With regards to the duty to make reasonable adjustments, it is to be noted that if an employer has knowledge of an individual’s disability or could reasonably be expected to know the employee is suffering from a disability, the employer will be under a pro-active duty to prevent or remove obstacles the employee may face in undertaking their role.
One of the potentially fair grounds for dismissal is the employee’s capability of performing the work they are employed to do, and this can be by reason of ill-health.
When considering a claim for unfair dismissal a tribunal will be considering:
- Is there a potentially fair ground to dismiss?
- Did the employer act reasonably in treating ill-health as a sufficient reason for dismissal?

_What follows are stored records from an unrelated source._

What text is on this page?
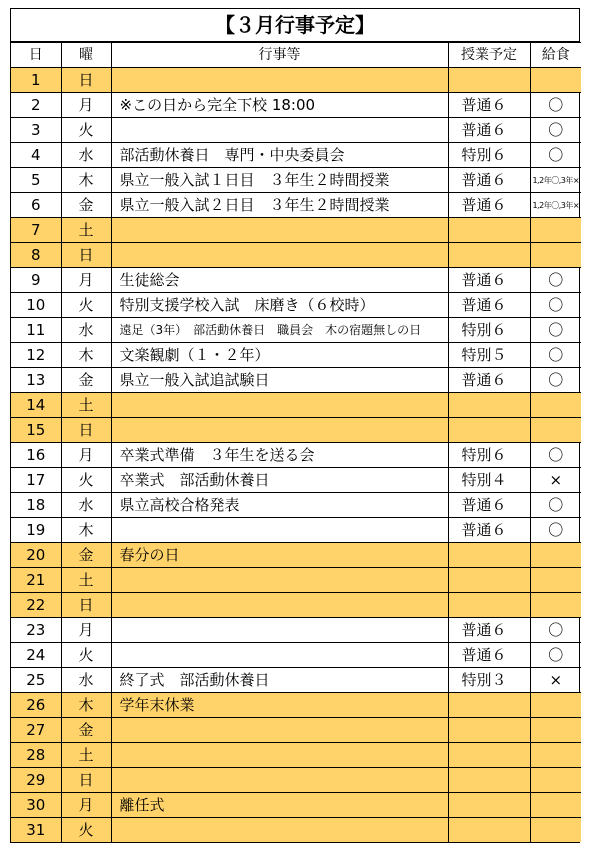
【３月行事予定】
日	曜	行事等	授業予定	給食
1	日			
2	月	※この日から完全下校 18:00	普通６	〇
3	火		普通６	〇
4	水	部活動休養日　専門・中央委員会	特別６	〇
5	木	県立一般入試１日目　３年生２時間授業	普通６	1,2年〇,3年×
6	金	県立一般入試２日目　３年生２時間授業	普通６	1,2年〇,3年×
7	土			
8	日			
9	月	生徒総会	普通６	〇
10	火	特別支援学校入試　床磨き（６校時）	普通６	〇
11	水	遠足（3年）　部活動休養日　職員会　木の宿題無しの日	特別６	〇
12	木	文楽観劇（１・２年）	特別５	〇
13	金	県立一般入試追試験日	普通６	〇
14	土			
15	日			
16	月	卒業式準備　３年生を送る会	特別６	〇
17	火	卒業式　部活動休養日	特別４	×
18	水	県立高校合格発表	普通６	〇
19	木		普通６	〇
20	金	春分の日		
21	土			
22	日			
23	月		普通６	〇
24	火		普通６	〇
25	水	終了式　部活動休養日	特別３	×
26	木	学年末休業		
27	金			
28	土			
29	日			
30	月	離任式		
31	火			
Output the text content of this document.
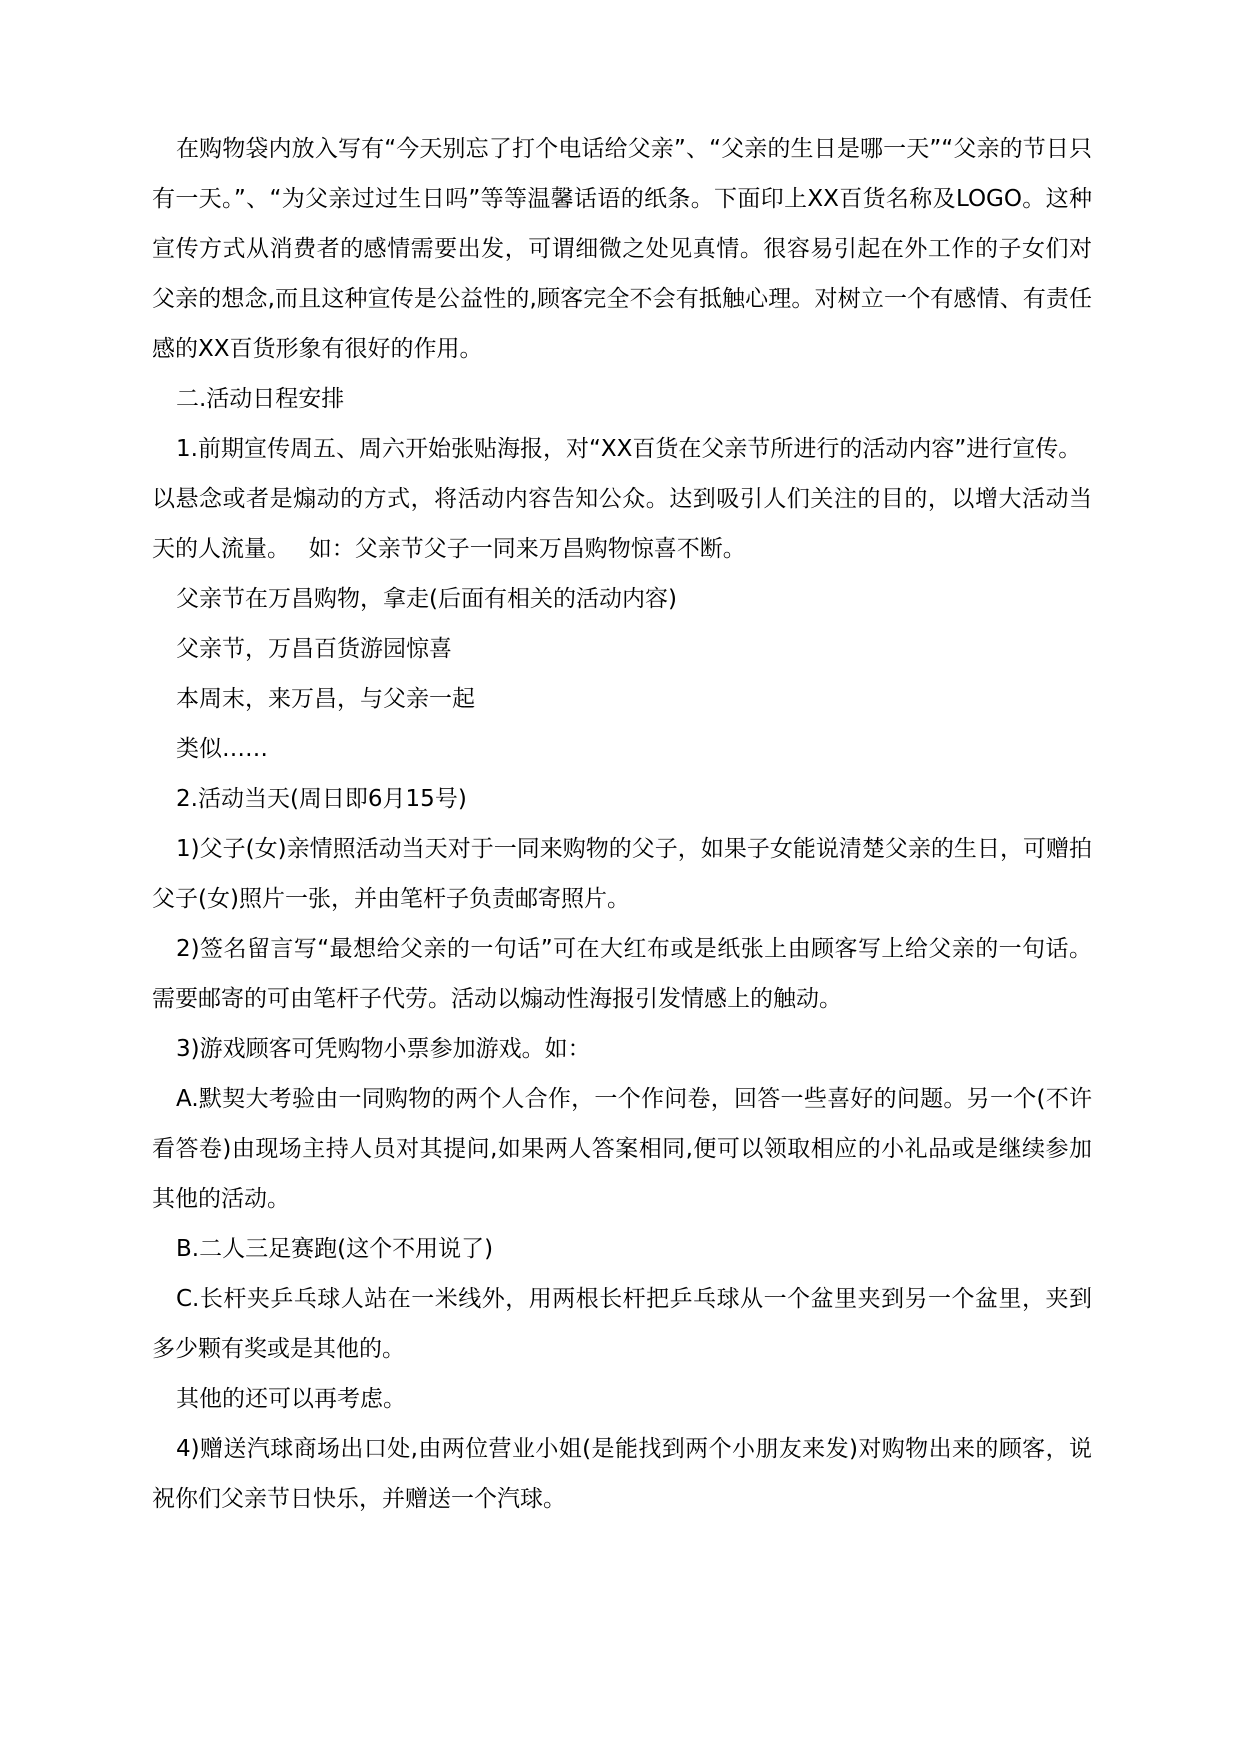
在购物袋内放入写有“今天别忘了打个电话给父亲”、“父亲的生日是哪一天”“父亲的节日只有一天。”、“为父亲过过生日吗”等等温馨话语的纸条。下面印上XX百货名称及LOGO。这种宣传方式从消费者的感情需要出发，可谓细微之处见真情。很容易引起在外工作的子女们对父亲的想念,而且这种宣传是公益性的,顾客完全不会有抵触心理。对树立一个有感情、有责任感的XX百货形象有很好的作用。

二.活动日程安排

1.前期宣传周五、周六开始张贴海报，对“XX百货在父亲节所进行的活动内容”进行宣传。

以悬念或者是煽动的方式，将活动内容告知公众。达到吸引人们关注的目的，以增大活动当天的人流量。　 如：父亲节父子一同来万昌购物惊喜不断。

父亲节在万昌购物，拿走(后面有相关的活动内容)

父亲节，万昌百货游园惊喜

本周末，来万昌，与父亲一起

类似……

2.活动当天(周日即6月15号)

1)父子(女)亲情照活动当天对于一同来购物的父子，如果子女能说清楚父亲的生日，可赠拍父子(女)照片一张，并由笔杆子负责邮寄照片。

2)签名留言写“最想给父亲的一句话”可在大红布或是纸张上由顾客写上给父亲的一句话。需要邮寄的可由笔杆子代劳。活动以煽动性海报引发情感上的触动。

3)游戏顾客可凭购物小票参加游戏。如：

A.默契大考验由一同购物的两个人合作，一个作问卷，回答一些喜好的问题。另一个(不许看答卷)由现场主持人员对其提问,如果两人答案相同,便可以领取相应的小礼品或是继续参加其他的活动。

B.二人三足赛跑(这个不用说了)

C.长杆夹乒乓球人站在一米线外，用两根长杆把乒乓球从一个盆里夹到另一个盆里，夹到多少颗有奖或是其他的。

其他的还可以再考虑。

4)赠送汽球商场出口处,由两位营业小姐(是能找到两个小朋友来发)对购物出来的顾客，说祝你们父亲节日快乐，并赠送一个汽球。
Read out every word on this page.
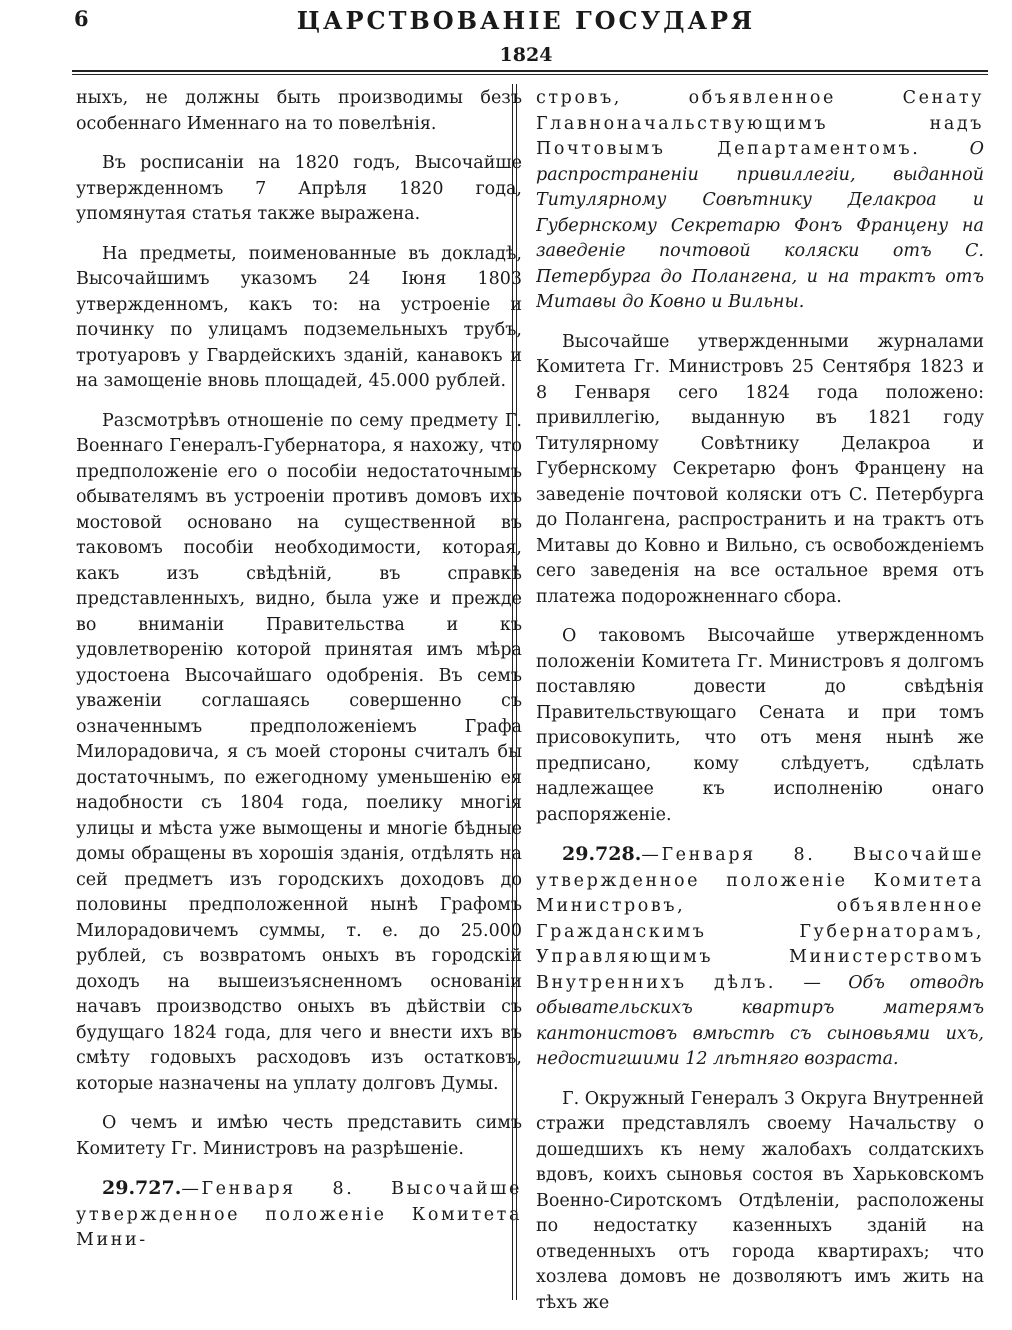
6	ЦАРСТВОВАНІЕ ГОСУДАРЯ
1824

ныхъ, не должны быть производимы безъ особеннаго Именнаго на то повелѣнія.

Въ росписаніи на 1820 годъ, Высочайше утвержденномъ 7 Апрѣля 1820 года, упомянутая статья также выражена.

На предметы, поименованные въ докладѣ, Высочайшимъ указомъ 24 Іюня 1803 утвержденномъ, какъ то: на устроеніе и починку по улицамъ подземельныхъ трубъ, тротуаровъ у Гвардейскихъ зданій, канавокъ и на замощеніе вновь площадей, 45.000 рублей.

Разсмотрѣвъ отношеніе по сему предмету Г. Военнаго Генералъ-Губернатора, я нахожу, что предположеніе его о пособіи недостаточнымъ обывателямъ въ устроеніи противъ домовъ ихъ мостовой основано на существенной въ таковомъ пособіи необходимости, которая, какъ изъ свѣдѣній, въ справкѣ представленныхъ, видно, была уже и прежде во вниманіи Правительства и къ удовлетворенію которой принятая имъ мѣра удостоена Высочайшаго одобренія. Въ семъ уваженіи соглашаясь совершенно съ означеннымъ предположеніемъ Графа Милорадовича, я съ моей стороны считалъ бы достаточнымъ, по ежегодному уменьшенію ея надобности съ 1804 года, поелику многія улицы и мѣста уже вымощены и многіе бѣдные домы обращены въ хорошія зданія, отдѣлять на сей предметъ изъ городскихъ доходовъ до половины предположенной нынѣ Графомъ Милорадовичемъ суммы, т. е. до 25.000 рублей, съ возвратомъ оныхъ въ городскій доходъ на вышеизъясненномъ основаніи начавъ производство оныхъ въ дѣйствіи съ будущаго 1824 года, для чего и внести ихъ въ смѣту годовыхъ расходовъ изъ остатковъ, которые назначены на уплату долговъ Думы.

О чемъ и имѣю честь представить симъ Комитету Гг. Министровъ на разрѣшеніе.

29.727.—Генваря 8. Высочайше утвержденное положеніе Комитета Мини-

стровъ, объявленное Сенату Главноначальствующимъ надъ Почтовымъ Департаментомъ.	О распространеніи привиллегіи, выданной Титулярному Совѣтнику Делакроа и Губернскому Секретарю Фонъ Францену на заведеніе почтовой коляски отъ С. Петербурга до Полангена, и на трактъ отъ Митавы до Ковно и Вильны.

Высочайше утвержденными журналами Комитета Гг. Министровъ 25 Сентября 1823 и 8 Генваря сего 1824 года положено: привиллегію, выданную въ 1821 году Титулярному Совѣтнику Делакроа и Губернскому Секретарю фонъ Францену на заведеніе почтовой коляски отъ С. Петербурга до Полангена, распространить и на трактъ отъ Митавы до Ковно и Вильно, съ освобожденіемъ сего заведенія на все остальное время отъ платежа подорожненнаго сбора.

О таковомъ Высочайше утвержденномъ положеніи Комитета Гг. Министровъ я долгомъ поставляю довести до свѣдѣнія Правительствующаго Сената и при томъ присовокупить, что отъ меня нынѣ же предписано, кому слѣдуетъ, сдѣлать надлежащее къ исполненію онаго распоряженіе.

29.728.—Генваря 8. Высочайше утвержденное положеніе Комитета Министровъ, объявленное Гражданскимъ Губернаторамъ, Управляющимъ Министерствомъ Внутреннихъ дѣлъ. — Объ отводѣ обывательскихъ квартиръ матерямъ кантонистовъ вмѣстѣ съ сыновьями ихъ, недостигшими 12 лѣтняго возраста.

Г. Окружный Генералъ 3 Округа Внутренней стражи представлялъ своему Начальству о дошедшихъ къ нему жалобахъ солдатскихъ вдовъ, коихъ сыновья состоя въ Харьковскомъ Военно-Сиротскомъ Отдѣленіи, расположены по недостатку казенныхъ зданій на отведенныхъ отъ города квартирахъ; что хозлева домовъ не дозволяютъ имъ жить на тѣхъ же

In assessing reasonableness in an ill-health situation, the Tribunal will have specific regard to whether:
- There has been meaningful consultation with the employee regarding their condition;
- A thorough medical investigation (to establish the nature of the illness or injury and its prognosis) has been carried out, including obtaining a medical report and
- Consideration of other options has taken place; for example, whether other steps can be undertaken to alleviate the work-related stress, for example reducing the employee’s workload.
How does this affect employers?
Stress in the workplace can be a significant issue for both the employee and the employer. It is therefore extremely important that employers are fully aware of its potential existence.
Employers need to be proactive in putting in place measures to reduce the likelihood of their employees suffering from stress and acting when they suspect any one of their employees may be suffering.